Case studies / 03
Port Control System for One of the World’s Largest Companies

- 100M+
- SAR Reduction in Port Operational Costs
Mandate
For high-throughput ports coordinating vessels, terminal operators, tug services, pilots, berth allocation, cargo handlers, and regulatory authorities, build a dynamic scheduling backbone capable of optimizing vessel sequencing, dock allocation, and turnaround management under real-world constraints. The objective was to reduce idle time, improve berth utilization, and increase port throughput without compromising safety, compliance, or operational continuity.
What Was Built & AI Role
Engineered a constraint-aware vessel orchestration engine combining probabilistic arrival forecasting, berth optimization logic, queue sequencing, and forward-looking simulation of port capacity.
The system operated at directive and supervisory levels, recommending optimal docking windows while encoding operational constraints such as vessel size, cargo type, tidal windows, safety separations, and terminal readiness.
Reliability Design & Risk Exposure
Reliability was engineered explicitly. Constraint validation rules were formalized. Dock eligibility logic was encoded. Conflict detection flagged overlaps before schedule release. Every allocation decision was traceable to operational data, forecast inputs, and encoded rules.
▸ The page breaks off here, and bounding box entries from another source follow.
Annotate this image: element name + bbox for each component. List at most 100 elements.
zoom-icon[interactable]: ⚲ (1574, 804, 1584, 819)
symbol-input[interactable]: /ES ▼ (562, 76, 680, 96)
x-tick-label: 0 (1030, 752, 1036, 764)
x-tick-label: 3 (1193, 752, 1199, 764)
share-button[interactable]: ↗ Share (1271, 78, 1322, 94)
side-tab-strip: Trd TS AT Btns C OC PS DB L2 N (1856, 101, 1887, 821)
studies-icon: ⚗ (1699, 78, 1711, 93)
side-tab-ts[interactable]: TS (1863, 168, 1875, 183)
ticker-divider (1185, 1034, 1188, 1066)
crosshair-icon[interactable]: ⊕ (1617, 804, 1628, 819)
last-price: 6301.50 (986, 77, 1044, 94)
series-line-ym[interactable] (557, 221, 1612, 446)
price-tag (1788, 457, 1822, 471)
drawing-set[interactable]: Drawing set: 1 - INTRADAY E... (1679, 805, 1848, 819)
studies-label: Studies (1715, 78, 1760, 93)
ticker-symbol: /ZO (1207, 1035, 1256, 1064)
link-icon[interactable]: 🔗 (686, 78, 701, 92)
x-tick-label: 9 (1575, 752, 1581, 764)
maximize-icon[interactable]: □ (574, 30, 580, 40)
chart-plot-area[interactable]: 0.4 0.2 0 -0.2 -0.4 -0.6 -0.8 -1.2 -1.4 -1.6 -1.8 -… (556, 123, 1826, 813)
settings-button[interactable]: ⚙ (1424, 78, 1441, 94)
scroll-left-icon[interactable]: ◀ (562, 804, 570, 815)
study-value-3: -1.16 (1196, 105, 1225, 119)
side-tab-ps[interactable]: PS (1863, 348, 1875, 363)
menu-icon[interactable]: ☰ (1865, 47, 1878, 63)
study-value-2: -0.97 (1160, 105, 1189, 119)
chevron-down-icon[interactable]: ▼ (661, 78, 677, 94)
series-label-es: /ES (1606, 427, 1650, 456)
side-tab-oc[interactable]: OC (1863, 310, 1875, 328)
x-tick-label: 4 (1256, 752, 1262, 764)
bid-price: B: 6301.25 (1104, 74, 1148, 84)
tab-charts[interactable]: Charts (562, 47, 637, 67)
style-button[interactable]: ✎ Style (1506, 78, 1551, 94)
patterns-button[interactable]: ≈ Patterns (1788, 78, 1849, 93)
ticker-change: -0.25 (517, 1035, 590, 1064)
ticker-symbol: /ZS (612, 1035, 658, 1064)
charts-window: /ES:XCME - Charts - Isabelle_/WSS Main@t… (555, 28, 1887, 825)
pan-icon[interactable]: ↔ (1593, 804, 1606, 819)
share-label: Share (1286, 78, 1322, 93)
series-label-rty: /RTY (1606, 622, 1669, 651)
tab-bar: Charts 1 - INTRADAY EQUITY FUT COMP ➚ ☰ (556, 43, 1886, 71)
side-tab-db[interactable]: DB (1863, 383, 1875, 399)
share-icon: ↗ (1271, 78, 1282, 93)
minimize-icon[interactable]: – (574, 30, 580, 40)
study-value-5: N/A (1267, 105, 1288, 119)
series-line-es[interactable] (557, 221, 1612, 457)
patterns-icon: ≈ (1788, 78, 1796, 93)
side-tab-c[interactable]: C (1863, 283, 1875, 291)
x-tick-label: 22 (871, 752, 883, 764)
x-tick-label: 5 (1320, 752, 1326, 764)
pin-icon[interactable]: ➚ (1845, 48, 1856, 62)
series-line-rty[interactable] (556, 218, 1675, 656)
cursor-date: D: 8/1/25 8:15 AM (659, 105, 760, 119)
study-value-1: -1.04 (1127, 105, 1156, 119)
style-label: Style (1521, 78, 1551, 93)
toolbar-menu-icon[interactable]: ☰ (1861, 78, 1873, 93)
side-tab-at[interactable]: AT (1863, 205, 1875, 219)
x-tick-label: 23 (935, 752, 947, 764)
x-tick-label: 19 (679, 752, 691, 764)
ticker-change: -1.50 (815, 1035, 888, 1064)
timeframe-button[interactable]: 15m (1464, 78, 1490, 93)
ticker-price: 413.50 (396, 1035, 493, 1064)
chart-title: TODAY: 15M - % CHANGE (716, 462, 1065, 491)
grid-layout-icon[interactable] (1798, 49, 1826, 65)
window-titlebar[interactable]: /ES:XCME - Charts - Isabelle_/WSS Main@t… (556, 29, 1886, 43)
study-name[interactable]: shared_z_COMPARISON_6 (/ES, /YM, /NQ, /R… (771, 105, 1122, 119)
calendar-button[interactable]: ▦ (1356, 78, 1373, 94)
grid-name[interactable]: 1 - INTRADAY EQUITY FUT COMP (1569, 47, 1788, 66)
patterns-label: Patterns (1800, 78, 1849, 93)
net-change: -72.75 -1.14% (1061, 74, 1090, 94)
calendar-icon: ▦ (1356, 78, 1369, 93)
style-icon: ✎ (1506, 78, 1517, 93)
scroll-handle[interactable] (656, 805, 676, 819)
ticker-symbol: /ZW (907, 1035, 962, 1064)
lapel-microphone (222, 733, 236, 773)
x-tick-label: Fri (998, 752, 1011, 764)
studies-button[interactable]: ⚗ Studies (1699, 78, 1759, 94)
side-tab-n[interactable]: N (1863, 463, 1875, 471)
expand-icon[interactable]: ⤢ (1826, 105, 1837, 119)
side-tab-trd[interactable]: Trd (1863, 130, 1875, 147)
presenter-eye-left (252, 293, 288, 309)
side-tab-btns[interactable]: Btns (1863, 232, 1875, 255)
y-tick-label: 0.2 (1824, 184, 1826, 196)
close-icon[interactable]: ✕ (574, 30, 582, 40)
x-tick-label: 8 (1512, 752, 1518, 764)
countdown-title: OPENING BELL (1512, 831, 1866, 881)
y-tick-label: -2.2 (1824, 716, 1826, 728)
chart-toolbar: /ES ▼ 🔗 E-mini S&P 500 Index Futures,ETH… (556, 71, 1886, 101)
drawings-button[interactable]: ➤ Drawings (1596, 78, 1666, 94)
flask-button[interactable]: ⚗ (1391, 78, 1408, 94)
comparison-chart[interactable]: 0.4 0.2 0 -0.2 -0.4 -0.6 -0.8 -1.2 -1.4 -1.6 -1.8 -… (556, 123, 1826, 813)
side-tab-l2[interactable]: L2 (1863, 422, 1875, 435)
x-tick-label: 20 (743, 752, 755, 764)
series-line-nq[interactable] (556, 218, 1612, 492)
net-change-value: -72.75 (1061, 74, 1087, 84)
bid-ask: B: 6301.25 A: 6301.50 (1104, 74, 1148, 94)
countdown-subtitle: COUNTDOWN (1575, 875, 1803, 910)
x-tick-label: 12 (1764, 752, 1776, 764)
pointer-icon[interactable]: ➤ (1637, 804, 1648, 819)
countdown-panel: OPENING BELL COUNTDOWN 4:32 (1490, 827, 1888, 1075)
Stress simulations tested schedule stability under delay scenarios. Authority boundaries between AI schedules and harbor master override were clearly defined. Any scheduling failure could cascade across cargo flows, demurrage costs, and national supply chains.
Integration Model
For Process: The system embedded directly into port operations, berth planning workflows, and daily coordination routines. For People: Harbor masters and planners retained supervisory authority, with escalation logic defining when human intervention was required. For Data: Live AIS tracking, berth status, vessel metadata, weather signals, and cargo schedules were unified into a continuously validated operational action-grade data layer.